Deployment: The Actual Step

For Cloudflare Pages, I use the official action:

deploy:
needs: build
runs-on: ubuntu-latest
if: github.ref == 'refs/heads/main'
steps:
- uses: actions/download-artifact@v4
  with:
    name: dist
    path: dist/
- uses: cloudflare/pages-action@v1
  with:
    apiToken: \${{ secrets.CLOUDFLARE_API_TOKEN }}
    accountId: \${{ secrets.CLOUDFLARE_ACCOUNT_ID }}
    projectName: my-app
    directory: dist/

For Vercel, it’s even simpler — just push to main and Vercel deploys automatically.

Preview Deployments for PRs

I also want preview URLs for pull requests:

on:
push:
branches: [main]
pull_request:
branches: [main]

jobs:
# ... lint, test, build ...

preview:
needs: build
runs-on: ubuntu-latest
if: github.event_name == 'pull_request'
steps:
- uses: actions/download-artifact@v4
  with:
    name: dist
    path: dist/
- uses: cloudflare/pages-action@v1
  with:
    apiToken: \${{ secrets.CLOUDFLARE_API_TOKEN }}
    accountId: \${{ secrets.CLOUDFLARE_ACCOUNT_ID }}
    projectName: my-app
    directory: dist/
    branch: \${{ github.head_ref }}

Now every PR gets a live preview URL. Reviewers can see the changes before merging.

Common Pitfalls

1. Secrets not available in PRs from forks: GitHub doesn’t expose secrets to fork PRs. Use pull_request_target carefully, or require contributors to be collaborators.

2. Caching not working: Make sure the cache key matches. If you change Node versions, the cache is invalidated.

3. Flaky tests: If a test fails 1 in 10 times, your pipeline will be unreliable. Fix flaky tests before automating.

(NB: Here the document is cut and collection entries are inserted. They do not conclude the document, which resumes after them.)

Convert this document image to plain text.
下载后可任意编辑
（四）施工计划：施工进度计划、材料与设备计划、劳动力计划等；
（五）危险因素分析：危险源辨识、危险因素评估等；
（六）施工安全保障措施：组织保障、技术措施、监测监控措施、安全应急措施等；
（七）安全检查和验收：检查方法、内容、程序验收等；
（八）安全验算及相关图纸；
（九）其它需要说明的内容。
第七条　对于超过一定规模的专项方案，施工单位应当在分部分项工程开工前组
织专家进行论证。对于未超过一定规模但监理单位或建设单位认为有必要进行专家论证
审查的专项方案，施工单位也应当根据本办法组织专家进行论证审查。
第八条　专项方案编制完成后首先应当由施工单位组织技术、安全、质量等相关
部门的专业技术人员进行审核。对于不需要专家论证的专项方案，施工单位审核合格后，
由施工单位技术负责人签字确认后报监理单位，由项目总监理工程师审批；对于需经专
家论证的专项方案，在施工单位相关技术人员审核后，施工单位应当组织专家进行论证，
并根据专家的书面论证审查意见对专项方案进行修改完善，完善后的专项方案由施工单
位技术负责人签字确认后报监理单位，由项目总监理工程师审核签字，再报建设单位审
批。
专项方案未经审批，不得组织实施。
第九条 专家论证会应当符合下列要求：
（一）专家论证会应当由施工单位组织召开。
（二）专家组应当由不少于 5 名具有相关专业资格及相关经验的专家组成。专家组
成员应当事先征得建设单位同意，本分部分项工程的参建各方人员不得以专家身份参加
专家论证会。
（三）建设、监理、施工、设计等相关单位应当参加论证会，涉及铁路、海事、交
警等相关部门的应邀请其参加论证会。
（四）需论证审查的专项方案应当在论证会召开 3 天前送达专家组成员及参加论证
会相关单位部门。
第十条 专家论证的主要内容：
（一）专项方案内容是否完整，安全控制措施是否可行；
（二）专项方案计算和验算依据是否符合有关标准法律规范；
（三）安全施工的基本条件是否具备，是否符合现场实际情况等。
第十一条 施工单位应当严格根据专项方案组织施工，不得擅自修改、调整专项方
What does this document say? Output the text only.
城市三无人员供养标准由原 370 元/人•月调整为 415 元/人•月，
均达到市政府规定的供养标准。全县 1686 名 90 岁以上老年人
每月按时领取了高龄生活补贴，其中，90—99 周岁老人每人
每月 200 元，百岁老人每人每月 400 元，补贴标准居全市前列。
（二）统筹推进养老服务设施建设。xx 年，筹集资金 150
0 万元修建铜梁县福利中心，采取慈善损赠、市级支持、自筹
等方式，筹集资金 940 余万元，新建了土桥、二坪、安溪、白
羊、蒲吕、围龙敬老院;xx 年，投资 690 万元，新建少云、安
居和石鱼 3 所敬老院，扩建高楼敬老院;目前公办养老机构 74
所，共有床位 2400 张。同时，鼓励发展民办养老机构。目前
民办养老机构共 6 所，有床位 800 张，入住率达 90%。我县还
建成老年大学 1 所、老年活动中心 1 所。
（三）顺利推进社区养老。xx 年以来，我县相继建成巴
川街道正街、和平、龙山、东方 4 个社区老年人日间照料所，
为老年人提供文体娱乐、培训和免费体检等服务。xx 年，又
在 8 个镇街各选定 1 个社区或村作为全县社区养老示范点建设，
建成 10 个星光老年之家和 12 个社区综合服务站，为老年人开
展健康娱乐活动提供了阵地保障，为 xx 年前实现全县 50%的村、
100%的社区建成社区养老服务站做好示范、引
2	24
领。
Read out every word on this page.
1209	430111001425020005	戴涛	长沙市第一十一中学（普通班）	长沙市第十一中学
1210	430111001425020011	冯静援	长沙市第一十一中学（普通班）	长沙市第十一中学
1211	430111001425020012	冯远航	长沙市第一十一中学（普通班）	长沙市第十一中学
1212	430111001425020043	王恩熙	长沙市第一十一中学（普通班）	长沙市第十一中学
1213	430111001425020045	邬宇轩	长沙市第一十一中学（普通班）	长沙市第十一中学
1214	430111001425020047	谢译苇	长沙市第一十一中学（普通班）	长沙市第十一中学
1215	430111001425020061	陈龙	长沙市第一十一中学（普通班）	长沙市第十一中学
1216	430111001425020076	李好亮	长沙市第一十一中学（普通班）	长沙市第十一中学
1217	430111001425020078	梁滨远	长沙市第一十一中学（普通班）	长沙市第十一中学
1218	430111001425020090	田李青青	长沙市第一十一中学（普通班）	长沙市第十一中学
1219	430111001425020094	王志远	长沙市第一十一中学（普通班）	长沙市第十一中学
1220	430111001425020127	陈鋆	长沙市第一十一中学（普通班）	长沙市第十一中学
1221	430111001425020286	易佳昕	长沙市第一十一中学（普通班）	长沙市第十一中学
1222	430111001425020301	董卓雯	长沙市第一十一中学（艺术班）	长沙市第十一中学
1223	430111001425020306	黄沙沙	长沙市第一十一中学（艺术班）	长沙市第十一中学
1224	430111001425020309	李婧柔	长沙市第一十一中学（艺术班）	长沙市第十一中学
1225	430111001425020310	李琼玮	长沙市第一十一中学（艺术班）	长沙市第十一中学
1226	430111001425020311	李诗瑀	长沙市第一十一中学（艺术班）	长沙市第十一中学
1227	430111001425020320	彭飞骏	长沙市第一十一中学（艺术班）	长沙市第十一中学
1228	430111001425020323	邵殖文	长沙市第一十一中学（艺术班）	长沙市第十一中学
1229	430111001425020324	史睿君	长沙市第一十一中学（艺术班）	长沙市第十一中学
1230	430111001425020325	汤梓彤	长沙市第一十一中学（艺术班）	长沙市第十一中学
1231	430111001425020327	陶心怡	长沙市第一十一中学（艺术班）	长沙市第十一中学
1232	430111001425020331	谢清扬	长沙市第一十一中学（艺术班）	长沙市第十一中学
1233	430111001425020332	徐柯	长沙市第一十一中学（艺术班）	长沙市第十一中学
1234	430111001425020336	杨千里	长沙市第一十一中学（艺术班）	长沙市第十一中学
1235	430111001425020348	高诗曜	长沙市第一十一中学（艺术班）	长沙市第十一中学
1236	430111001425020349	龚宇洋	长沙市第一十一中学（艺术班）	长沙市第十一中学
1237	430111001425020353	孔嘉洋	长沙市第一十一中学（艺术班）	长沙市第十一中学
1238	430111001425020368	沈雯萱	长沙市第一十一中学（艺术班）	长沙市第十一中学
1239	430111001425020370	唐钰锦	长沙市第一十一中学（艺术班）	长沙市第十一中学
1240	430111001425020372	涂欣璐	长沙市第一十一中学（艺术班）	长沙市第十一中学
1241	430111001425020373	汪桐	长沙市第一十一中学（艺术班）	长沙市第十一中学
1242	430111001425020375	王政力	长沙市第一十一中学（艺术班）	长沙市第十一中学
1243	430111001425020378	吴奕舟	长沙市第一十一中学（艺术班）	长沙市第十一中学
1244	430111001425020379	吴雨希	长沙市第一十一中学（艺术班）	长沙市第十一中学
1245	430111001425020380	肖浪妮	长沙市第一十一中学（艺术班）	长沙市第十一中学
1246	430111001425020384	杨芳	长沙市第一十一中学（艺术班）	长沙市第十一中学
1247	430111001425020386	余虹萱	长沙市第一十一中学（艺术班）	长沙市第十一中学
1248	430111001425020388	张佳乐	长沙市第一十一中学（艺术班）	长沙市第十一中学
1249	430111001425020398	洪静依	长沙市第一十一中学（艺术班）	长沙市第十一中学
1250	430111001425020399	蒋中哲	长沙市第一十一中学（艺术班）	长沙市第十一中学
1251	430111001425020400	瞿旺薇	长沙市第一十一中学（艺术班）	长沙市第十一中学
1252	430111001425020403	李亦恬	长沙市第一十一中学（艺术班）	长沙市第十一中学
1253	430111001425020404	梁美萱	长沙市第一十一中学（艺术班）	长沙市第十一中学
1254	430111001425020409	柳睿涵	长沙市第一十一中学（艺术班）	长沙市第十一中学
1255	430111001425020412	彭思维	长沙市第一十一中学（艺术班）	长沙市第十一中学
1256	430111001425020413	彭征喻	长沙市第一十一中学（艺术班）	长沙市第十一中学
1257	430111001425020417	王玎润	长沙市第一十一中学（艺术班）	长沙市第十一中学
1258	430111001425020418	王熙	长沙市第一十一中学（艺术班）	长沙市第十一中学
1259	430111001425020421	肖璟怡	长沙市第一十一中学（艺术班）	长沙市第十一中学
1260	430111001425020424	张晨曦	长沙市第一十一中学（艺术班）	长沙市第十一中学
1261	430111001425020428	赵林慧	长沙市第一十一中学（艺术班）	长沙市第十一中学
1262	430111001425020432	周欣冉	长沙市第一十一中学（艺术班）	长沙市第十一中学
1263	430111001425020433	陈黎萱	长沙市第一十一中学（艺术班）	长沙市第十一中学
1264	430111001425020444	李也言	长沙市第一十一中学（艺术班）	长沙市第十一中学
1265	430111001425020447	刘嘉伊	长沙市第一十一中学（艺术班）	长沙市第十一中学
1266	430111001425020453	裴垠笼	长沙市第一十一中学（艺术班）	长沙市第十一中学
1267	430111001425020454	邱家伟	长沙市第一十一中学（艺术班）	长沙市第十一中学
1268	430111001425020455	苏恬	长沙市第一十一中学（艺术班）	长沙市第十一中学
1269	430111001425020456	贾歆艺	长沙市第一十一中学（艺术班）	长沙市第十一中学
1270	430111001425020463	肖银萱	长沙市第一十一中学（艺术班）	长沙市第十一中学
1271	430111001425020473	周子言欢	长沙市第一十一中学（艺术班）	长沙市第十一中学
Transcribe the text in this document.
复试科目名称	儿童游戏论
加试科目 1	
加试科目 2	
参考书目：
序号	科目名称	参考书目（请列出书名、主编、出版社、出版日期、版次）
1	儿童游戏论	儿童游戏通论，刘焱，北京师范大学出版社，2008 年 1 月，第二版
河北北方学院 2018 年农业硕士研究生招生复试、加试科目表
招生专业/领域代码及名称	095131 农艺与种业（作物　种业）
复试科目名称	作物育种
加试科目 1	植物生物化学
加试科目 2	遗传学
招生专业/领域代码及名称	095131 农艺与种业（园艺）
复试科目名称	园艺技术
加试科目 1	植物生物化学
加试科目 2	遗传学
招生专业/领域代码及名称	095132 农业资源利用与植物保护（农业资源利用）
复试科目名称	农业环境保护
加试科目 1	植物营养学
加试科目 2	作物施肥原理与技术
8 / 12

4. Long build times: Use actions/cache for anything expensive. Consider splitting large test suites across multiple runners.

Cost

GitHub Actions gives 2,000 free minutes per month for public repos. My pipeline uses ~5 minutes per run. With 20 pushes per month, that’s 100 minutes — well within the free tier.

Final Pipeline

My complete pipeline takes about 3 minutes from push to deploy. I get a Slack notification when it’s done. If something breaks, I know immediately. And I haven’t SSH’d into a server at 11 PM since.